Benefit Cap for people on Universal Credit
Who won’t be affected by the Cap?
The Benefit Cap does not apply to you:
- In any months in which you or your partner have earned income of £520 or more.
- If you, your partner, or a child or young person for whom you get Child Benefit, gets Disability Living Allowance, Personal Independence Payment or Armed Forces Independent Payment.
- If you or your partner are regarded as “having a limited capability for work-related activity”.
- If you or your partner get Industrial Injuries Disablement Benefit.
- If you or your partner get a War Disablement Pension, Armed Forces Compensation Scheme payment, or a War Widows’/Widowers’ Pension.
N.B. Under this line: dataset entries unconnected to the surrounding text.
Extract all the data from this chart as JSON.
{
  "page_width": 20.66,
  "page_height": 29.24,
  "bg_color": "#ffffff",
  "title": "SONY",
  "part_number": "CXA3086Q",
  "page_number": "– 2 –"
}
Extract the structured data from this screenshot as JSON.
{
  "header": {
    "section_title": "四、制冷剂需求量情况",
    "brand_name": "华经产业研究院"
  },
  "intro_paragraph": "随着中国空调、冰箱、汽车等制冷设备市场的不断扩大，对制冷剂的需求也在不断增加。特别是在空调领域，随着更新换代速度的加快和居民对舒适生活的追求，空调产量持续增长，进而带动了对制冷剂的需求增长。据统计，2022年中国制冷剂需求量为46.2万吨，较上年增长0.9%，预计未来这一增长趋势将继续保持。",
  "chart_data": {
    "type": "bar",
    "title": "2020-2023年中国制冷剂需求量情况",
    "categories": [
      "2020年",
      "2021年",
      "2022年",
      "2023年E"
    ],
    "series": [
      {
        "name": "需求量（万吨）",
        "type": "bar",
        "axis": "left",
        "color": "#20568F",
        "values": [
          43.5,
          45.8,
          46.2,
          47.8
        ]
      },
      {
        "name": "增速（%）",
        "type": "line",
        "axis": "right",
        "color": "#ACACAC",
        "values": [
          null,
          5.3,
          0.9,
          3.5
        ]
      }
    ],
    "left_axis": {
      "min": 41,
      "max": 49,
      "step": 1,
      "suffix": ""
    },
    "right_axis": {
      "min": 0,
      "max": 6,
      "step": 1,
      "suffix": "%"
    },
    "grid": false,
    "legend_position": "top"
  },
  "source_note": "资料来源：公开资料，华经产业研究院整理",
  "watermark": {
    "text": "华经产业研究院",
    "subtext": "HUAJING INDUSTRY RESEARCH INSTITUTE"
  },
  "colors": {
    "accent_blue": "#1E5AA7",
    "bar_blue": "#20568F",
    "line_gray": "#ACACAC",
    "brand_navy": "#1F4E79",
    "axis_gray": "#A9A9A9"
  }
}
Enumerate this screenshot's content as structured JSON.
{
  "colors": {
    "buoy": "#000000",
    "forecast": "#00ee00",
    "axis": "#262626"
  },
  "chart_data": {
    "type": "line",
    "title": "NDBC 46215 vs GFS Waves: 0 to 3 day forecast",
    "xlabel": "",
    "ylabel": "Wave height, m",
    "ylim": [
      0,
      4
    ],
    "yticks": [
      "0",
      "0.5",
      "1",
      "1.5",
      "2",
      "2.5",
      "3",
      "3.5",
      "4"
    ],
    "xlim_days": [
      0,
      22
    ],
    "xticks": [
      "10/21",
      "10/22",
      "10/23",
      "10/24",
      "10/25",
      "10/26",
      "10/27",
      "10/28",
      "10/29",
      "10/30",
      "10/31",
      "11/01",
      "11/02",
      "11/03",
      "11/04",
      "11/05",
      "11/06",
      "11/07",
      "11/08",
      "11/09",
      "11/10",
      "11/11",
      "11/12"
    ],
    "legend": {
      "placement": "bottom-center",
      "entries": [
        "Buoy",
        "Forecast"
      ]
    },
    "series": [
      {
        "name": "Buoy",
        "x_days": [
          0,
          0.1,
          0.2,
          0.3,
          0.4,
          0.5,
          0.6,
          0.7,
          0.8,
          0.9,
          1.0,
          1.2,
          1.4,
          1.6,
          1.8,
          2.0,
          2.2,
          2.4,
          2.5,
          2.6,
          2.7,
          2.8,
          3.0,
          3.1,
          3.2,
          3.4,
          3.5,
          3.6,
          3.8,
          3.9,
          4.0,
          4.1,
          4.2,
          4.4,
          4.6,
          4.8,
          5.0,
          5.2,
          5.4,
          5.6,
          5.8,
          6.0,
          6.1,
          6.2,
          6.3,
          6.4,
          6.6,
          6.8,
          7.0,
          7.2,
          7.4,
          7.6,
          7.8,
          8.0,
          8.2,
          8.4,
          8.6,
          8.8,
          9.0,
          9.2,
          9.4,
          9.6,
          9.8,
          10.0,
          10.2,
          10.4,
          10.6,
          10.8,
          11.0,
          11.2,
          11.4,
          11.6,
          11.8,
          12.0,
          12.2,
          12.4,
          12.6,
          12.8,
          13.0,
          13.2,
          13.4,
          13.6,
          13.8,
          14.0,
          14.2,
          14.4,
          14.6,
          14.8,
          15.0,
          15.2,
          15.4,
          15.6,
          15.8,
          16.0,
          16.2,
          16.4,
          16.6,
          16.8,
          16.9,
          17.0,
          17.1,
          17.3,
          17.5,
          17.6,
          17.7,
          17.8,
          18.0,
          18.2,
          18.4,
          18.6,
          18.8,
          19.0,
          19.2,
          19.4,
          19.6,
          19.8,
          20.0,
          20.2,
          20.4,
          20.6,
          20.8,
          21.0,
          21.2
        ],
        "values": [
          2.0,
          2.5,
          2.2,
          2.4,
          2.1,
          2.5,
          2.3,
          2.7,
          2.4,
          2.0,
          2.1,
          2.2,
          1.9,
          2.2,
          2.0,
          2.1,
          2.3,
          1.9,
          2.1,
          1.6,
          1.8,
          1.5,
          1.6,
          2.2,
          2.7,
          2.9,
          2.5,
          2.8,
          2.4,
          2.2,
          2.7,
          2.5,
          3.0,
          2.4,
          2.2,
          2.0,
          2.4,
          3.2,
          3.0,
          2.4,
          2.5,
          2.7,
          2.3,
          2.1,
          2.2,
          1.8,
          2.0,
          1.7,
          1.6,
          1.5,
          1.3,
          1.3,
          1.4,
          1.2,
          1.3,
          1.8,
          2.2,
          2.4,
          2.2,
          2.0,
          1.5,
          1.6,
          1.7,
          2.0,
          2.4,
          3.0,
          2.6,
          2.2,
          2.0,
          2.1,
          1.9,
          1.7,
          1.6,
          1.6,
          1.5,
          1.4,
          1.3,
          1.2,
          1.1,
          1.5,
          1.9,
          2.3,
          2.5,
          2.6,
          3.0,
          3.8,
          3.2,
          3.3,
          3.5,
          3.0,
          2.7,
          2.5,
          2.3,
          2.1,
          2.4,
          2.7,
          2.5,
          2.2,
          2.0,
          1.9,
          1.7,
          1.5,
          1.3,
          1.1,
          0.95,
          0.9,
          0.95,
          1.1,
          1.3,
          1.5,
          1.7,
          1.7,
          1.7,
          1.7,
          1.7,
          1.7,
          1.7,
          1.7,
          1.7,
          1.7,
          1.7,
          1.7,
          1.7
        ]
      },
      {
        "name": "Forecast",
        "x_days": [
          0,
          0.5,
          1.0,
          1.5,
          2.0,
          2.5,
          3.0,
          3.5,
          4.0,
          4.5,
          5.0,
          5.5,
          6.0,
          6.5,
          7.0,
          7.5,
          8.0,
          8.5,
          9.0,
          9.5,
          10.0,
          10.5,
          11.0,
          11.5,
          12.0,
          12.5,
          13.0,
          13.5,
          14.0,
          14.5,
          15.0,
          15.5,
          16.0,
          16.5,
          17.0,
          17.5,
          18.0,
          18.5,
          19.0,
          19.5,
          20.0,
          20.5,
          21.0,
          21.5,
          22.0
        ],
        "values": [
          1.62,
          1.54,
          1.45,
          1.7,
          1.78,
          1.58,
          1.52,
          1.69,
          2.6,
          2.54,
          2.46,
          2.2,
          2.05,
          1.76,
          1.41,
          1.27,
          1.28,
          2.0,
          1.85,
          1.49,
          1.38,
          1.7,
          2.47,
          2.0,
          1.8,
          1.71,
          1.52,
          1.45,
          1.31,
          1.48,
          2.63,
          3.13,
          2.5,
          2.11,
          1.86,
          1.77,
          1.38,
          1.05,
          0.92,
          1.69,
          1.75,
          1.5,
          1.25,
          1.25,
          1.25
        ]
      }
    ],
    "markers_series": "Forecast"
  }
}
- If you are entitled to Carer’s Allowance or a Carer Element in your Universal Credit award
- If you get Guardian’s Allowance
- If you (or you and your partner) are out of work but had been in work continuously for over 12 months before losing the job and you or your partner (or if you were both working, between the two of you) have earned at least £520 or more in any monthly assessment periods which started on or after 1st April 2017 onwards or £542.88 or more in any monthly assessment periods which started from 1st April 2018 onwards – you will be protected for a “grace period” of 9 months.
How do you work out if the Cap applies?
If you are not getting one of the benefits / in one of the situations that would exclude you from the Benefit Cap then the DWP will add together most of the benefits you are entitled to (including Child Benefit).
They will then compare this to the Benefit Cap limit that applies to you:
Inside Greater London
- £1916.67 per month for single parents.
- £1916.67 per month for couples with or without children.
- £1284.17 per month for single people without children.
Outside Greater London
- £1666.67 per month for single parents.
- £1666.67 per month for couples with or without children.
- £1116.67 per month for single people without children.
If your total welfare is above this Cap limit you will be affected by the Benefit Cap.
When you add the benefits together do not include: any Child Care Cost Element of the Universal Credit award, Council Tax Support, Statutory Sick Pay, Statutory Maternity Pay, Bereavement Support Payment, Discretionary Housing Payments and Housing Benefit paid on ‘specified accommodation’ (ie certain supported housing – ask us of you’re not sure if this applies to you).
If the total amount of the benefits – including any Universal Credit - you (and your partner) are entitled to is more than the Benefit Cap limit that applies in any monthly assessment period then your Universal Credit payments will be reduced for that month. If you are struggling to pay your rent because of the Cap then you might be able to get a Discretionary Housing Payment to help you. Contact the Financial Inclusion Team on 0300 111 000 (Parkway Green) or 0800 633 5500 (Willow Park).
IMPORTANT: If you are currently affected by the Benefit Cap and receive just 50p a week in Housing Benefit you could be worse off on Universal Credit. So if you are told to claim UC get advice first!
Example for Wythenshawe
Mahia and Para have 6 children aged 17, 14, 10, 7 and twins aged 3. They have had difficulty finding work, and their rent is £128.00 per week (which works out at £554.67 per month). They live in Benchill.
They are entitled to:
Child Benefit £ 386.53 per month
Universal Credit £2488.99 per month
Total “welfare” £2875.52 per month.
As their total welfare income is £1208.85 over their Benefit Cap of £1666.67 per month, their Universal Credit will be reduced by £1208.85 to £1280.14, so they will need to pay for their rent, food, bills etc. out of their reduced Universal Credit and their Child Benefit.
Shaun lives in Newall Green. He is a single parent with three children age 11, 9 and 7. He is looking for work. His rent is £110 per week rent for their 3 bedroom house.
Shaun is entitled to:
Child Benefit £208.43 per month
Universal Credit £1534.91 per month
Total “welfare” £1743.34 per month.
The Benefit Cap limit which applies to Shaun is £1666.67 per month.
His ‘excess’ income is £76.67 (£1743.34 minus £1666.67 = £76.67).
So his Universal Credit will be reduced by £76.67 – he will receive £1458.24 per month.